China would vociferously protest any U.S. airstrikes against North Korea, its traditional communist ally, with the same type of language that Russia used in complaining about the American attack against its ally, the Syrian government. Analysts do not believe that China would directly step into the conflict today as it did during the 1950-1953 Korean War, when Mao Tse-tung sent troops across the Yalu River to fight for North Korea. But Chinese leaders almost certainly would position themselves in a more confrontational position. “I would expect they would move forces toward the border to prevent North Koreans from fleeing into China and to prevent the Americans from becoming more adventurous,” Baker said.

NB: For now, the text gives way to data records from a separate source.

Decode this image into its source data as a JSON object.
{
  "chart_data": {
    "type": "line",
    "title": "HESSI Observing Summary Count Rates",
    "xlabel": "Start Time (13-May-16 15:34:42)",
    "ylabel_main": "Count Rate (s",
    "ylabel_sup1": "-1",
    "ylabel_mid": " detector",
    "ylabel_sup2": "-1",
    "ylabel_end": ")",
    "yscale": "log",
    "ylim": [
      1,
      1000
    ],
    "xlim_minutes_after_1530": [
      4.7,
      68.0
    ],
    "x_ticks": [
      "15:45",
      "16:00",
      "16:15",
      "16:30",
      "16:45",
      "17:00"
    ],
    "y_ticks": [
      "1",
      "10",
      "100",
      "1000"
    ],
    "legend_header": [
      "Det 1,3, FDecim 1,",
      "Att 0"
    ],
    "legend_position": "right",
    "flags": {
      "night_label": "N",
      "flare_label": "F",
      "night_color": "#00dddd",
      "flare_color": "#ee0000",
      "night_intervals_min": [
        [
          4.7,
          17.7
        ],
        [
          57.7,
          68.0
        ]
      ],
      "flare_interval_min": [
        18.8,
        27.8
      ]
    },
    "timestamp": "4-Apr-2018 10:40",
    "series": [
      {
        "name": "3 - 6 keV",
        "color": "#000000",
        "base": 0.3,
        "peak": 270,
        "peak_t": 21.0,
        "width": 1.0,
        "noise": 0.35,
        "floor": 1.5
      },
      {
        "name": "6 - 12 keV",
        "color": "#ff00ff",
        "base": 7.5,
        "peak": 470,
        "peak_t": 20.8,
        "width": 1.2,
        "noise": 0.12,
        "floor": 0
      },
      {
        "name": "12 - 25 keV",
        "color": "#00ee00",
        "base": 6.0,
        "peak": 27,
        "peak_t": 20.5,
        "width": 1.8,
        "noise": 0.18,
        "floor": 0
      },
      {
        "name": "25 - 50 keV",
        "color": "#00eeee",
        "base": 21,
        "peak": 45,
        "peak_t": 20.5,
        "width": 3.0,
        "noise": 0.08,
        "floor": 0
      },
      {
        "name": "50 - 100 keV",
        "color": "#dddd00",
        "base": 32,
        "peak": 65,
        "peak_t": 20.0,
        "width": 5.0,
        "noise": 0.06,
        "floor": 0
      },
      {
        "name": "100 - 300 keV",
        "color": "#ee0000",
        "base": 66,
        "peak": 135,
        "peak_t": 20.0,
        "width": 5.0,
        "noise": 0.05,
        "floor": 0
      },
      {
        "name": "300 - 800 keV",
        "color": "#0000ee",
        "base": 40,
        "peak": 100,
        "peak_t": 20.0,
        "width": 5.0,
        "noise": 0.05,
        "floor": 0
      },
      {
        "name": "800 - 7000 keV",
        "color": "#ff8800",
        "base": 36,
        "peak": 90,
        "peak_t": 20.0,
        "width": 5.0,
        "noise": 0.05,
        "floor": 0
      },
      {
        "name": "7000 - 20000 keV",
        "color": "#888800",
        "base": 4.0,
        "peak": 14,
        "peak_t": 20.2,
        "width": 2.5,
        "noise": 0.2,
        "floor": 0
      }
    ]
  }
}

How would military action against North Korea be received in South Korea and Japan?
The U.S. allies of South Korea and Japan might be angrier than China if the United States took unilateral action because they stand to bear the brunt of North Korean retaliation.
Trump’s strong stance toward North Korea could alienate South Koreans. “The safety of South Korea is as important as that of the United States. There should never be a preemptive strike without South Korean consent,” South Korean President Moon Jae-in said in a Facebook post before his election in May. Moon also has said he would try to solve the problem by heading to Pyongyang, not Washington.

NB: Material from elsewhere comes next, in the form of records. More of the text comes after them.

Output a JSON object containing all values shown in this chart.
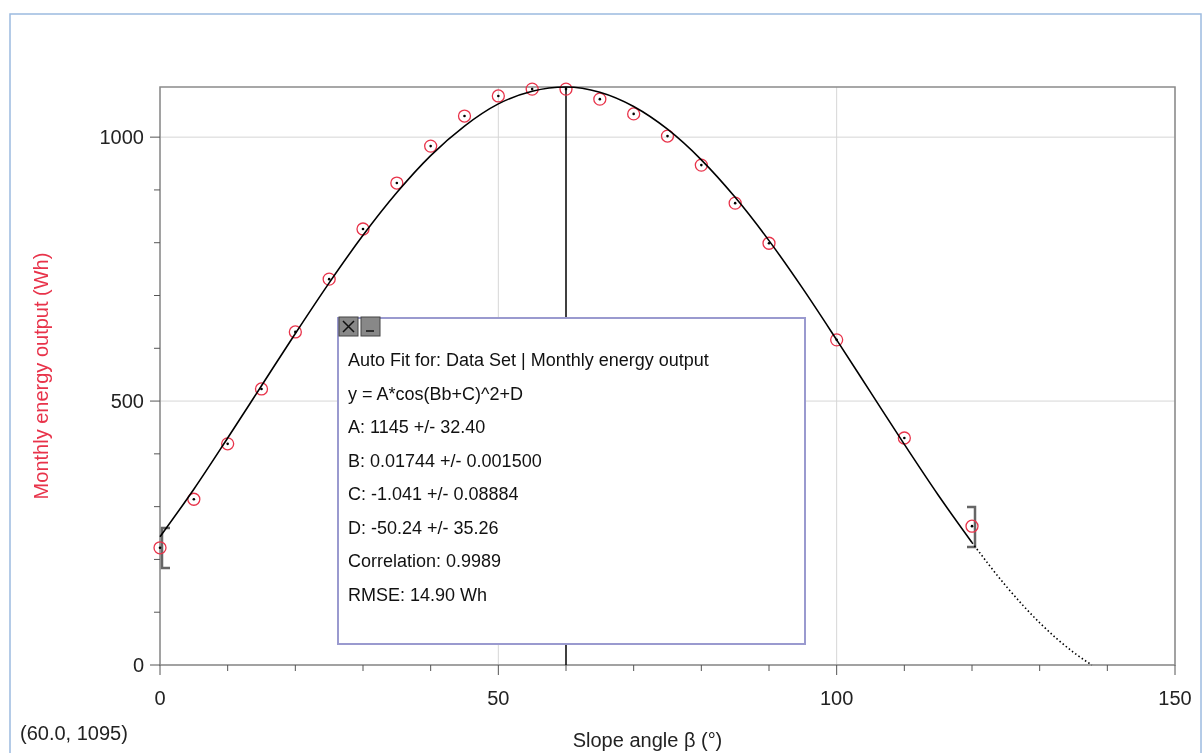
{
  "chart_data": {
    "type": "scatter",
    "xlabel": "Slope angle β (°)",
    "ylabel": "Monthly energy output (Wh)",
    "xlim": [
      0,
      150
    ],
    "ylim": [
      0,
      1095
    ],
    "xticks": [
      0,
      {
        "value": 10,
        "label": null
      },
      {
        "value": 20,
        "label": null
      },
      {
        "value": 30,
        "label": null
      },
      {
        "value": 40,
        "label": null
      },
      50,
      {
        "value": 60,
        "label": null
      },
      {
        "value": 70,
        "label": null
      },
      {
        "value": 80,
        "label": null
      },
      {
        "value": 90,
        "label": null
      },
      100,
      {
        "value": 110,
        "label": null
      },
      {
        "value": 120,
        "label": null
      },
      {
        "value": 130,
        "label": null
      },
      {
        "value": 140,
        "label": null
      },
      150
    ],
    "yticks": [
      0,
      {
        "value": 100,
        "label": null
      },
      {
        "value": 200,
        "label": null
      },
      {
        "value": 300,
        "label": null
      },
      {
        "value": 400,
        "label": null
      },
      500,
      {
        "value": 600,
        "label": null
      },
      {
        "value": 700,
        "label": null
      },
      {
        "value": 800,
        "label": null
      },
      {
        "value": 900,
        "label": null
      },
      1000
    ],
    "grid": true,
    "series": [
      {
        "marker": "circle",
        "color": "#e8334a",
        "x": [
          0,
          5,
          10,
          15,
          20,
          25,
          30,
          35,
          40,
          45,
          50,
          55,
          60,
          65,
          70,
          75,
          80,
          85,
          90,
          100,
          110,
          120
        ],
        "values": [
          222,
          314,
          419,
          523,
          631,
          731,
          826,
          913,
          983,
          1040,
          1078,
          1091,
          1091,
          1072,
          1044,
          1002,
          947,
          875,
          799,
          616,
          430,
          263
        ]
      },
      {
        "type": "line",
        "color": "#000000",
        "line_style": "solid",
        "x": [
          0,
          5,
          10,
          15,
          20,
          25,
          30,
          35,
          40,
          45,
          50,
          55,
          60,
          65,
          70,
          75,
          80,
          85,
          90,
          95,
          100,
          105,
          110,
          115,
          120
        ],
        "values": [
          243,
          333,
          430,
          529,
          628,
          724,
          814,
          895,
          965,
          1021,
          1063,
          1087,
          1095,
          1085,
          1058,
          1015,
          957,
          886,
          804,
          713,
          616,
          517,
          418,
          322,
          232
        ]
      },
      {
        "type": "line",
        "color": "#000000",
        "line_style": "dotted",
        "x": [
          120,
          125,
          130,
          135,
          137.7
        ],
        "values": [
          232,
          150,
          80,
          24,
          0
        ]
      }
    ],
    "ref_lines": [
      {
        "axis": "x",
        "value": 60,
        "color": "#000000"
      }
    ],
    "annotations": [
      "Auto Fit for: Data Set | Monthly energy output",
      "y = A*cos(Bb+C)^2+D",
      "A: 1145 +/- 32.40",
      "B: 0.01744 +/- 0.001500",
      "C: -1.041 +/- 0.08884",
      "D: -50.24 +/- 35.26",
      "Correlation: 0.9989",
      "RMSE: 14.90 Wh",
      "(60.0, 1095)"
    ]
  }
}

Robert Gallucci, a professor at Georgetown University who was with the Clinton administration in 1994 when it considered striking North Korea, said the U.S. would have to spend months preparing its allies to defend themselves and their civilian populations before taking what in military parlance is called “kinetic action.”
The question, he said at a Council on Foreign Relations discussion last month in New York, boils down to this: “Are we ready to go to war? And if we’re not, what the hell are we talking about?”
If we don’t want to go to war, what other options are there?
Trump has said he offered Chinese President Xi Jinping better terms on trade if China would do more to rein in North Korea. Almost all of North Korea’s fuel oil, hard currency, construction material and imported food passes through the 850-mile border between the two countries. The United States also could apply pressure on China with so-called secondary sanctions, which would target Chinese companies and banks that deal with North Korea.
And then, the Trump administration could consider direct negotiations with the North Koreans. During the campaign, Trump offhandedly raised the idea of inviting Kim over for a hamburger. A North Korean delegation was supposed to come to New York last month for back-channel talks, but after the assassination of Kim’s half brother, Kim Jong Nam, in Malaysia, the visa for the head of the delegation was abruptly canceled.
If there ever was a hamburger, it was taken off the table.
Aug. 8, 4:35 p.m.: This article was updated with new statements from Trump and the North Korean military.
9:15 a.m.: This article was updated with additional statements and analysis.